My grandad died recently! On thursday at 00:10 actually! Probably the saddest moment of my life and the hardest 4 days I have ever had! He got septicaemia last Thursday but he seemed to be okay but then on the Saturday we found he had got a chest infection (this is making me feel really sad but it’s probably for the better as I haven’t let myself think about it since he died) the chest infection meant he had to have oxygen to breath for him! This was when we started to worry, he would have been 80 in December, god I was talking about him coming to Isabelle’s 1st birthday party in November not too long ago! :( god! Anyway, on Sunday we found out it had got so bad they put him in an induced coma and he was on life support! Being given antibiotics, they told us that it could go either way at this point, anyway Monday he wasn’t getting better or worse, Tuesday they turned down his oxygen from 40% to 35% and were talking about putting his oxygen tube in this neck rather than his mouth so they could think about waking up so we thought this meant good things!
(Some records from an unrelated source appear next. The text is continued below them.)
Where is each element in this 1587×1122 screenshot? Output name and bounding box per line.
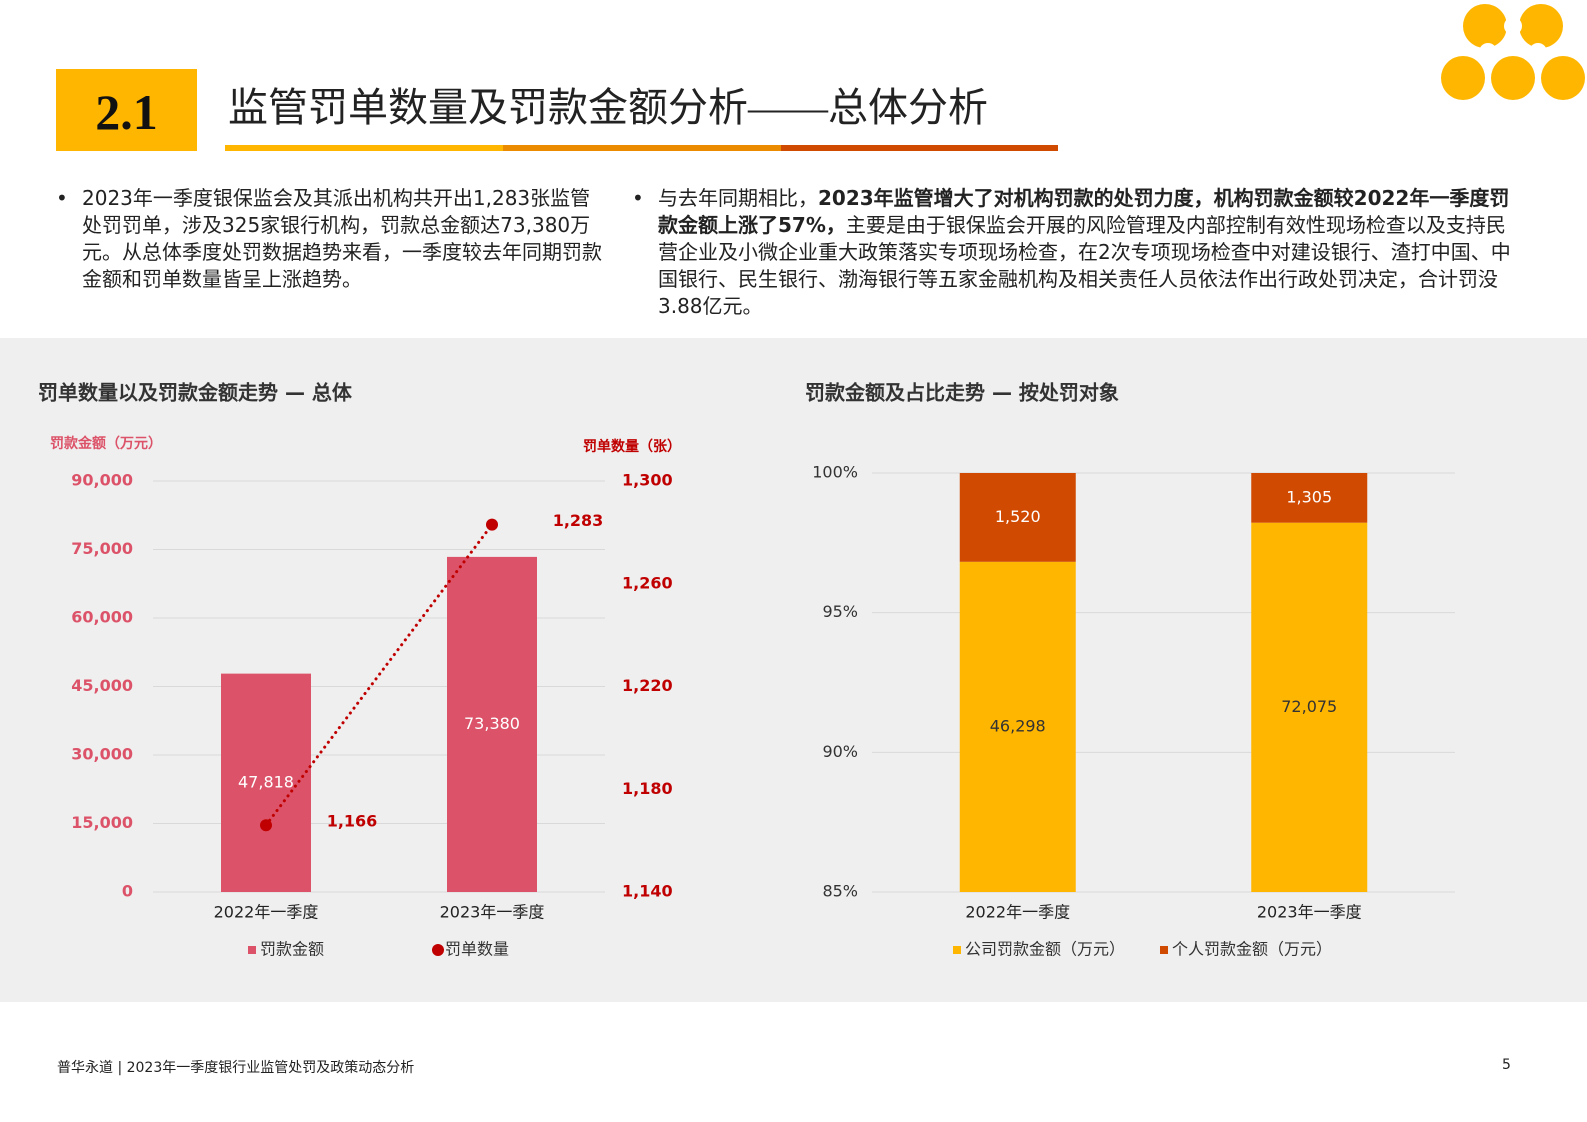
- page-number: 5: [1502, 1057, 1511, 1073]
- y-tick-label: 90,000: [71, 471, 133, 490]
- legend-label: 罚单数量: [445, 940, 509, 959]
- legend-marker: [248, 946, 256, 954]
- y-tick-label: 60,000: [71, 608, 133, 627]
- chart-title: 罚款金额及占比走势 — 按处罚对象: [805, 381, 1119, 405]
- y-tick-label: 0: [122, 882, 133, 901]
- footer-text: 普华永道 | 2023年一季度银行业监管处罚及政策动态分析: [57, 1060, 415, 1076]
- bar-segment: [959, 473, 1076, 562]
- section-title: 监管罚单数量及罚款金额分析——总体分析: [228, 85, 988, 130]
- bar: [447, 556, 537, 892]
- legend-label: 罚款金额: [260, 940, 324, 959]
- legend-label: 公司罚款金额（万元）: [965, 940, 1125, 959]
- chart-title: 罚单数量以及罚款金额走势 — 总体: [38, 381, 353, 405]
- legend-marker: [432, 944, 444, 956]
- y2-axis-label: 罚单数量（张）: [583, 438, 681, 455]
- y2-tick-label: 1,140: [622, 882, 673, 901]
- data-label: 1,166: [327, 812, 378, 831]
- y2-tick-label: 1,300: [622, 471, 673, 490]
- y-tick-label: 45,000: [71, 676, 133, 695]
- line-marker: [486, 518, 498, 531]
- x-tick-label: 2023年一季度: [1257, 903, 1362, 922]
- y-tick-label: 100%: [812, 463, 858, 482]
- line-marker: [260, 819, 272, 832]
- y2-tick-label: 1,220: [622, 676, 673, 695]
- bar-segment: [1251, 522, 1368, 892]
- y2-tick-label: 1,180: [622, 779, 673, 798]
- underline: [503, 145, 781, 151]
- data-label: 1,305: [1286, 487, 1332, 506]
- bar: [221, 673, 311, 892]
- data-label: 47,818: [238, 772, 294, 791]
- y-tick-label: 30,000: [71, 745, 133, 764]
- x-tick-label: 2022年一季度: [214, 903, 319, 922]
- x-tick-label: 2023年一季度: [440, 903, 545, 922]
- section-number: 2.1: [56, 69, 197, 151]
- bullet-text: 与去年同期相比，2023年监管增大了对机构罚款的处罚力度，机构罚款金额较2022…: [632, 185, 1518, 320]
- y2-tick-label: 1,260: [622, 573, 673, 592]
- line: [264, 523, 494, 827]
- data-label: 1,520: [995, 507, 1041, 526]
- data-label: 72,075: [1281, 697, 1337, 716]
- y-tick-label: 90%: [822, 742, 858, 761]
- data-label: 73,380: [464, 714, 520, 733]
- underline: [781, 145, 1058, 151]
- text-run: 主要是由于银保监会开展的风险管理及内部控制有效性现场检查以及支持民营企业及小微企…: [658, 213, 1511, 318]
- bar-segment: [959, 561, 1076, 892]
- x-tick-label: 2022年一季度: [965, 903, 1070, 922]
- data-label: 46,298: [990, 716, 1046, 735]
- y-tick-label: 75,000: [71, 539, 133, 558]
- logo: [1441, 4, 1585, 100]
- underline: [225, 145, 503, 151]
- text-run: 与去年同期相比，: [658, 186, 818, 210]
- bullet-text: 2023年一季度银保监会及其派出机构共开出1,283张监管处罚罚单，涉及325家…: [56, 185, 602, 293]
- legend-marker: [1160, 946, 1168, 954]
- text-run: 2023年一季度银保监会及其派出机构共开出1,283张监管处罚罚单，涉及325家…: [82, 186, 602, 291]
- bar-segment: [1251, 473, 1368, 523]
- legend-marker: [953, 946, 961, 954]
- legend-label: 个人罚款金额（万元）: [1172, 940, 1332, 959]
- y-axis-label: 罚款金额（万元）: [50, 435, 162, 452]
- y-tick-label: 95%: [822, 602, 858, 621]
- y-tick-label: 85%: [822, 882, 858, 901]
- y-tick-label: 15,000: [71, 813, 133, 832]
- data-label: 1,283: [553, 511, 604, 530]
- text-run: 2023年监管增大了对机构罚款的处罚力度，机构罚款金额较2022年一季度罚款金额…: [658, 186, 1510, 237]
Well on Wednesday, midday we get told that there is nothing more they can do for him and they are going to turn off his life support machine once everyone has said goodbye! This was such a shock! So there we were, all in tears gathered at wexham park hospital ITU! taking it in turns to say our goodbyes, however we were told they would turn it off, probably Friday so everyone has had a chance to say goodbye, so we didn’t say our final, final goodbyes as we were planning to come back on Thursday and again on friday. My sister comes up from Plymouth and informs us that they were planning on turning it of that night! So I literally rang everyone to tell them and everyone came to say goodbye!! So Wednesday night we were all gathered round his bed… Me Emma (my sister) Jamie & Faye (my brother and his girlfriend who happens to be my best friend) My Mum My Uncle Simon My Grandma My Aunty Helen My cousins Jessie with her bf Tom, Molly and Charlie. An they turned off his oxygen, they told us he would die but whether it was 3 minutes or 3 days they didn’t know, anyway, at 00:10 on Thursday morning, with all of us holding him and talking to him, he died! The way I deal with things is I just don’t think about them and then they don’t hurt me! So that’s what I have been doing! It’s not good at night though, I haven’t slept properly since. I don’t know how to deal with it normally though! Shit! I dont know!